Kohl’s, a well-known retail giant, experienced a significant setback in its fiscal first quarter with shares plummeting more than 20% in premarket trading. The company reported a surprising loss per share of 24 cents, far below Wall Street’s expectations of a of 4 cents. In addition, for the quarter stood at $3.18 billion, falling short of the anticipated $3.34 billion.

The repercussions of Kohl’s poor performance were evident in the numbers, as the company reported a net loss of $27 million, or 24 cents per share. This marked a stark contrast to the year-ago profit of $14 million, translating to 13 cents per share. Furthermore, net declined by 5.3% to $3.18 billion compared to the previous year, with comparable sales down by 4.4%.

In response to the disappointing results, Kohl’s revised its 2024 guidance, projecting a decline in full-year net sales between 2% and 4%. This announcement came as a surprise to Wall Street analysts, who had been anticipating a 0.2% gain in sales for the same period.
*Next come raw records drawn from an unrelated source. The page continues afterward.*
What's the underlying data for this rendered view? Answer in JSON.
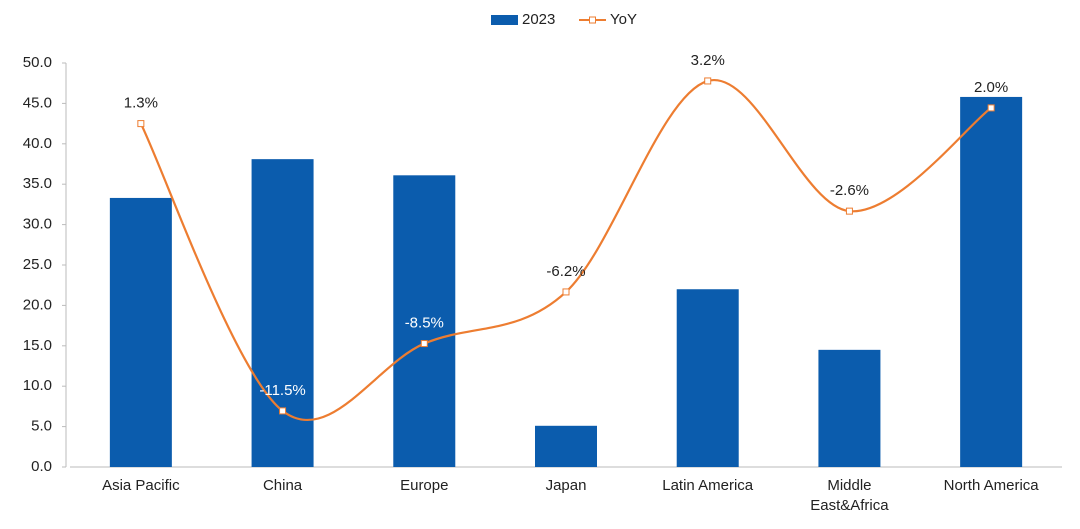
{
  "chart_data": {
    "type": "bar",
    "categories": [
      "Asia Pacific",
      "China",
      "Europe",
      "Japan",
      "Latin America",
      "Middle East&Africa",
      "North America"
    ],
    "series": [
      {
        "name": "2023",
        "type": "bar",
        "color": "#0b5cad",
        "values": [
          33.3,
          38.1,
          36.1,
          5.1,
          22.0,
          14.5,
          45.8
        ]
      },
      {
        "name": "YoY",
        "type": "line",
        "axis": "y2",
        "color": "#ed7d31",
        "values": [
          1.3,
          -11.5,
          -8.5,
          -6.2,
          3.2,
          -2.6,
          2.0
        ],
        "value_labels": [
          "1.3%",
          "-11.5%",
          "-8.5%",
          "-6.2%",
          "3.2%",
          "-2.6%",
          "2.0%"
        ]
      }
    ],
    "ylim": [
      0,
      50
    ],
    "yticks": [
      {
        "value": 0,
        "label": "0.0"
      },
      {
        "value": 5,
        "label": "5.0"
      },
      {
        "value": 10,
        "label": "10.0"
      },
      {
        "value": 15,
        "label": "15.0"
      },
      {
        "value": 20,
        "label": "20.0"
      },
      {
        "value": 25,
        "label": "25.0"
      },
      {
        "value": 30,
        "label": "30.0"
      },
      {
        "value": 35,
        "label": "35.0"
      },
      {
        "value": 40,
        "label": "40.0"
      },
      {
        "value": 45,
        "label": "45.0"
      },
      {
        "value": 50,
        "label": "50.0"
      }
    ],
    "y2lim": [
      -14,
      4
    ],
    "legend": "top"
  }
}
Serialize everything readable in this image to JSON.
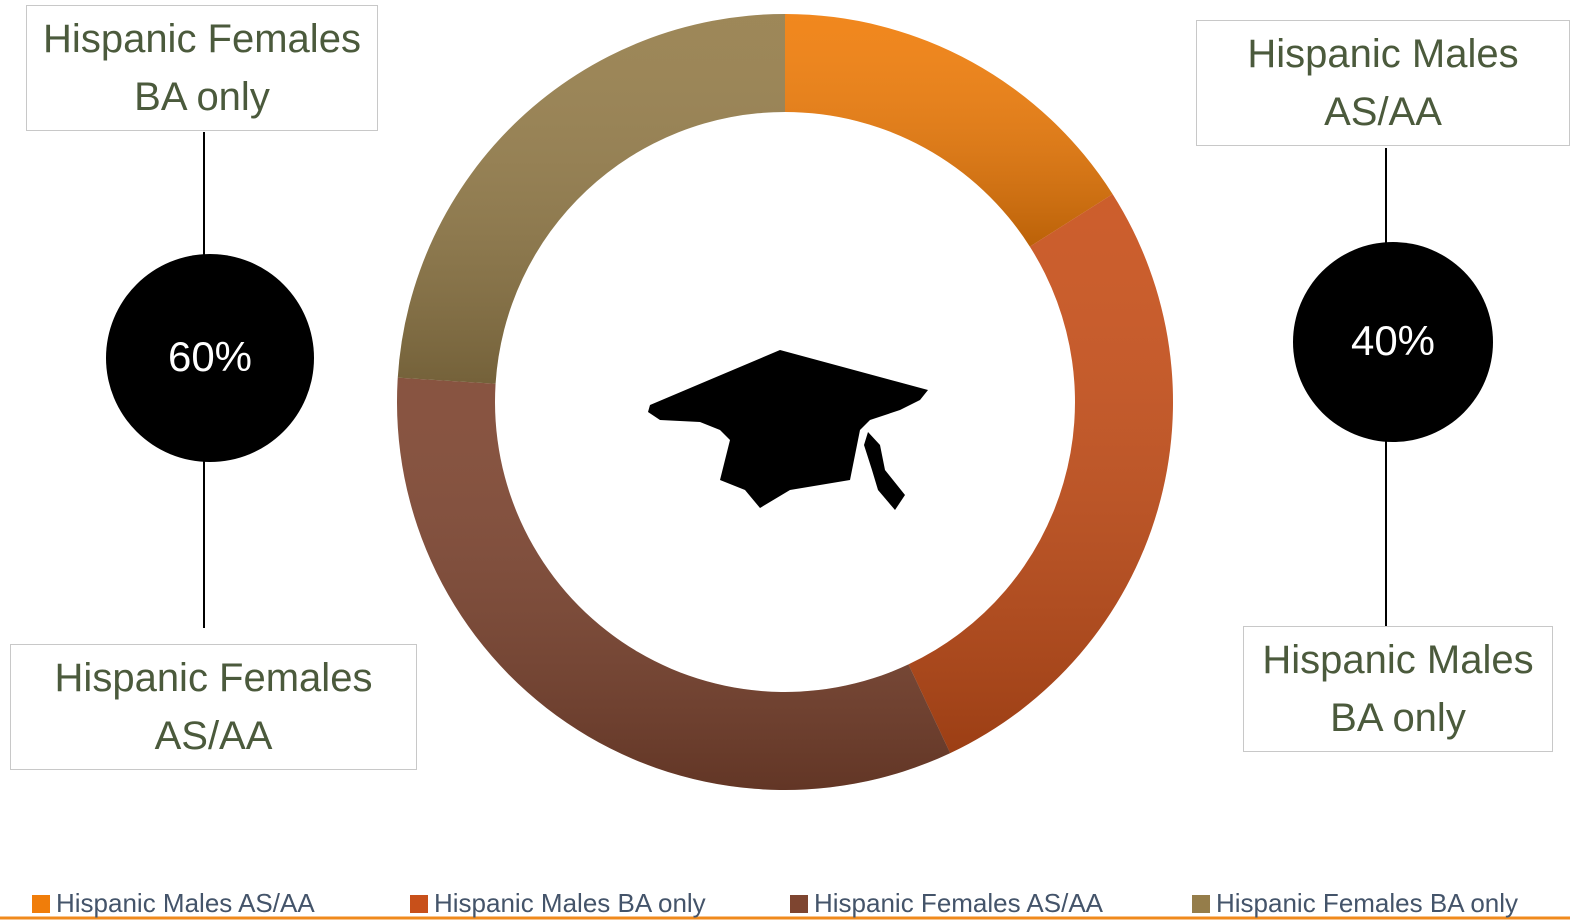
{
  "chart_data": {
    "type": "donut",
    "categories": [
      "Hispanic Males AS/AA",
      "Hispanic Males BA only",
      "Hispanic Females AS/AA",
      "Hispanic Females BA only"
    ],
    "values": [
      16,
      27,
      33,
      24
    ],
    "colors": [
      "#f07d0a",
      "#c8501a",
      "#7e4530",
      "#957d4a"
    ],
    "annotations": [
      {
        "text": "60%"
      },
      {
        "text": "40%"
      }
    ],
    "legend": "bottom"
  }
}
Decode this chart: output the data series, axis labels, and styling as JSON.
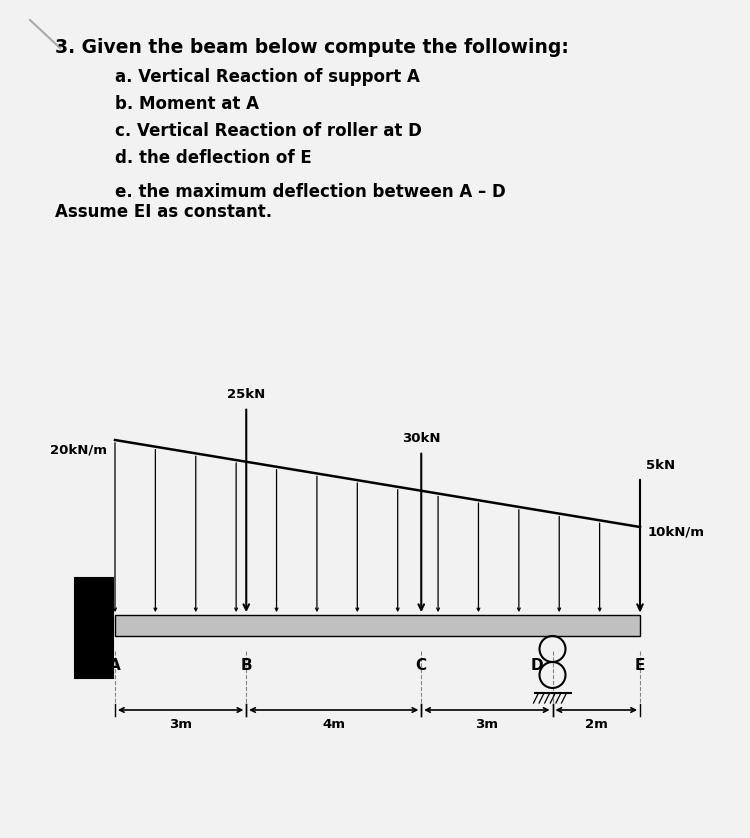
{
  "title_line": "3. Given the beam below compute the following:",
  "items": [
    "a. Vertical Reaction of support A",
    "b. Moment at A",
    "c. Vertical Reaction of roller at D",
    "d. the deflection of E",
    "e. the maximum deflection between A – D"
  ],
  "assume_line": "Assume EI as constant.",
  "bg_color": "#f2f2f2",
  "paper_color": "#ffffff",
  "udl_label_left": "20kN/m",
  "udl_label_right": "10kN/m",
  "load_25": "25kN",
  "load_30": "30kN",
  "load_5": "5kN",
  "seg_labels": [
    "3m",
    "4m",
    "3m",
    "2m"
  ],
  "pt_labels": [
    "A",
    "B",
    "C",
    "D",
    "E"
  ],
  "total_m": 12.0,
  "seg_m": [
    0,
    3,
    7,
    10,
    12
  ]
}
The company also adjusted its full-year diluted per share outlook to fall within the range of $1.25 to $1.85, a significant decrease from the expected $2.34 per share.

CEO Tom Kingsbury acknowledged the challenges faced by Kohl’s, stating, “We recognize we have more work to do in areas of our .” He highlighted positive in the women’s category and the continued growth of the retailer’s Sephora shop-in-shop partnership. Kingsbury expressed confidence in the company’s key growth initiatives, such as Sephora, , gifting, impulse, and the upcoming partnership with Babies ‘R’ Us, believing that they will contribute more meaningfully in the future.

Kohl’s dismal fiscal first-quarter performance serves as a cautionary tale for retailers in the current economic landscape. The unexpected losses in revenue, net loss, and sales decline underscore the challenges faced by the company. Despite the setbacks, Kohl’s remains optimistic about its growth initiatives and is committed to navigating the uncertain consumer environment. Investors and analysts will be closely monitoring the company’s progress in the coming quarters to assess its ability to rebound from this setback.